The technosphere — the integrated global system of life and technology — is the deepest structure by this measure, because it accumulates the most causal history and generates the most new structure per unit time. Walker: “I think the modern technosphere is the largest object in time in the universe that we know about.”

Implication: emergence is an artifact of not seeing time. What looks like emergence (consciousness arising from cells, life arising from chemistry) is really the visible tip of a vast causal structure we’re not resolving.


Assembly theory and the origin of chirality [§ Definition of life]

The chirality research offers a concrete experimental prediction from Walker’s framework. Below ~7–11 heavy atoms, almost no molecules are chiral. Above this threshold, almost every molecule is chiral. This chiral phase transition coincides with — and may be constitutive of — the origin-of-life transition.

Chirality is not really a spatial property. Walker: “Chirality breaks symmetry in time, not space.” Choosing the L-form of an amino acid commits the entire future chemistry of that molecule. It is a one-way branch point in the possibility space. The biological homochirality (all-L amino acids, all-D sugars) is a signature of the universe having committed to one branch at this transition and autocatalytically reinforcing it.

Walker’s lab work: studying the chiral phase boundary as a proxy for the origin of life transition, using mass spectrometry to measure assembly indices of molecules in different environments (terrestrial, extraterrestrial, abiotic).


Language and mathematics as life [§ Definition of life]

Walker’s most provocative extension: language and mathematics may be alive (or at least life-like) because they share the defining property — open-ended combinatorial spaces with recursive creative potential.
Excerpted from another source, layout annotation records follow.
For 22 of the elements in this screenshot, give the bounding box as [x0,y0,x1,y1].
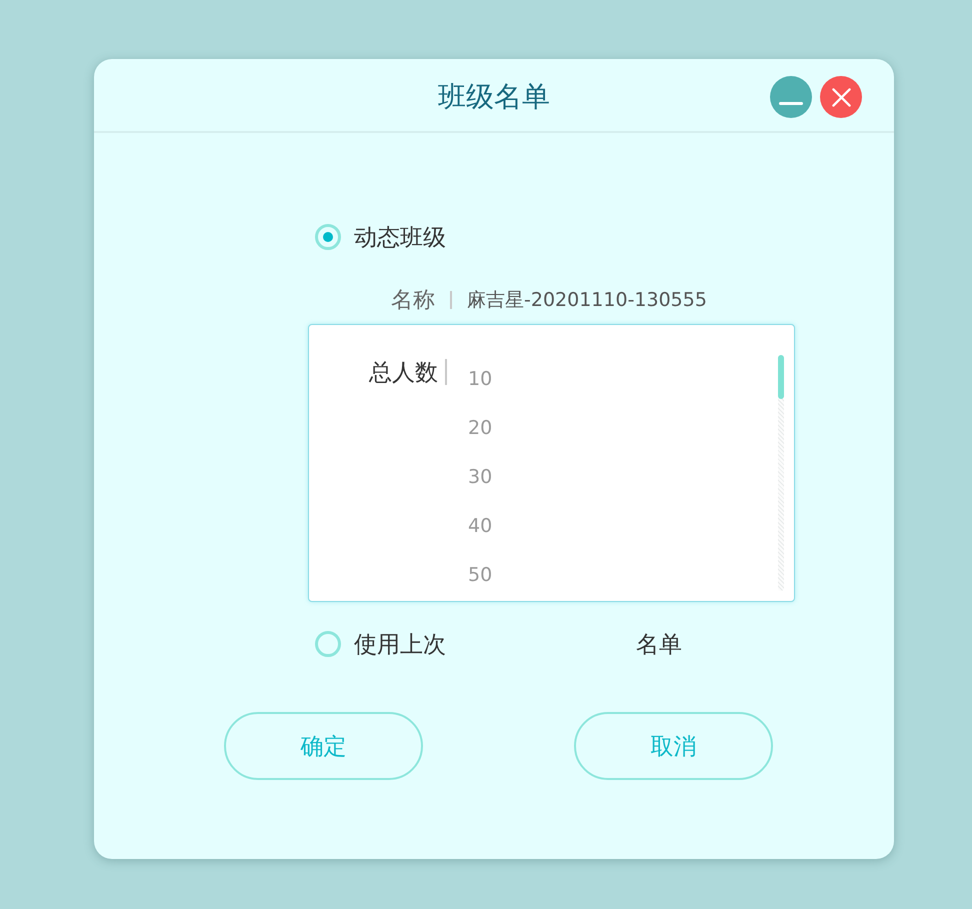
field-label: 总人数 [369,358,438,388]
list-option[interactable]: 10 [468,355,500,404]
field-label: 名称 [391,287,435,315]
scrollbar-thumb[interactable] [778,355,784,399]
list-option[interactable]: 40 [468,502,500,551]
list-option[interactable]: 30 [468,453,500,502]
radio-button[interactable] [315,631,341,657]
radio-label[interactable]: 使用上次 [354,628,446,660]
confirm-button[interactable]: 确定 [224,712,423,780]
close-icon [832,88,850,106]
radio-suffix-label: 名单 [636,630,682,660]
radio-label[interactable]: 动态班级 [354,222,446,252]
scrollbar-track[interactable] [778,355,784,591]
minimize-button[interactable] [770,76,812,118]
list-option[interactable]: 50 [468,551,500,600]
minimize-icon [779,102,803,104]
close-button[interactable] [820,76,862,118]
list-option[interactable]: 20 [468,404,500,453]
name-value: 麻吉星-20201110-130555 [467,288,707,313]
cancel-button[interactable]: 取消 [574,712,773,780]
radio-button[interactable] [315,224,341,250]
window-title: 班级名单 [438,79,550,115]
Mathematics is not Platonic but is a feature of our biosphere, reflecting the structure of the observers who generated it. Gödel and Turing revealed the holes (incompleteness, undecidability) — the universe noticing its own limits.

This is not metaphor; it follows from Walker’s definition of life as any process navigating a combinatorial space too large to exhaust via historically contingent selection.


Technosphere as the current frontier [§ Technosphere]

Walker resists separating technology from biology: “I don’t think of them as separate. They’re very integrated with the structure that generated them.” The technosphere is the furthest the Earth’s living system has pushed into the space of possible structures. It is as much a product of the biosphere as multicellularity or eukaryotic cells.

Implication for AI: the current technological moment — inventing technologies we don’t yet understand — is not an anomaly or threat but a standard feature of the life process. Life has always generated structures whose causal consequences it cannot predict. The “existential trauma” of AI is the same pattern as the invention of language, fire, agriculture.


What to look for in alien life

Standard astrobiology: look for biochemical signatures resembling Earth life (liquid water, amino acids, cell membranes). Walker’s critique: this only finds life that is like us. A physics of life based on assembly theory and historical contingency looks for signatures of selection — high assembly index objects that cannot be generated by random chemistry. This is substrate-agnostic: it would detect alien life built on different chemistry, or even non-chemical substrates, provided it has accumulated deep causal history.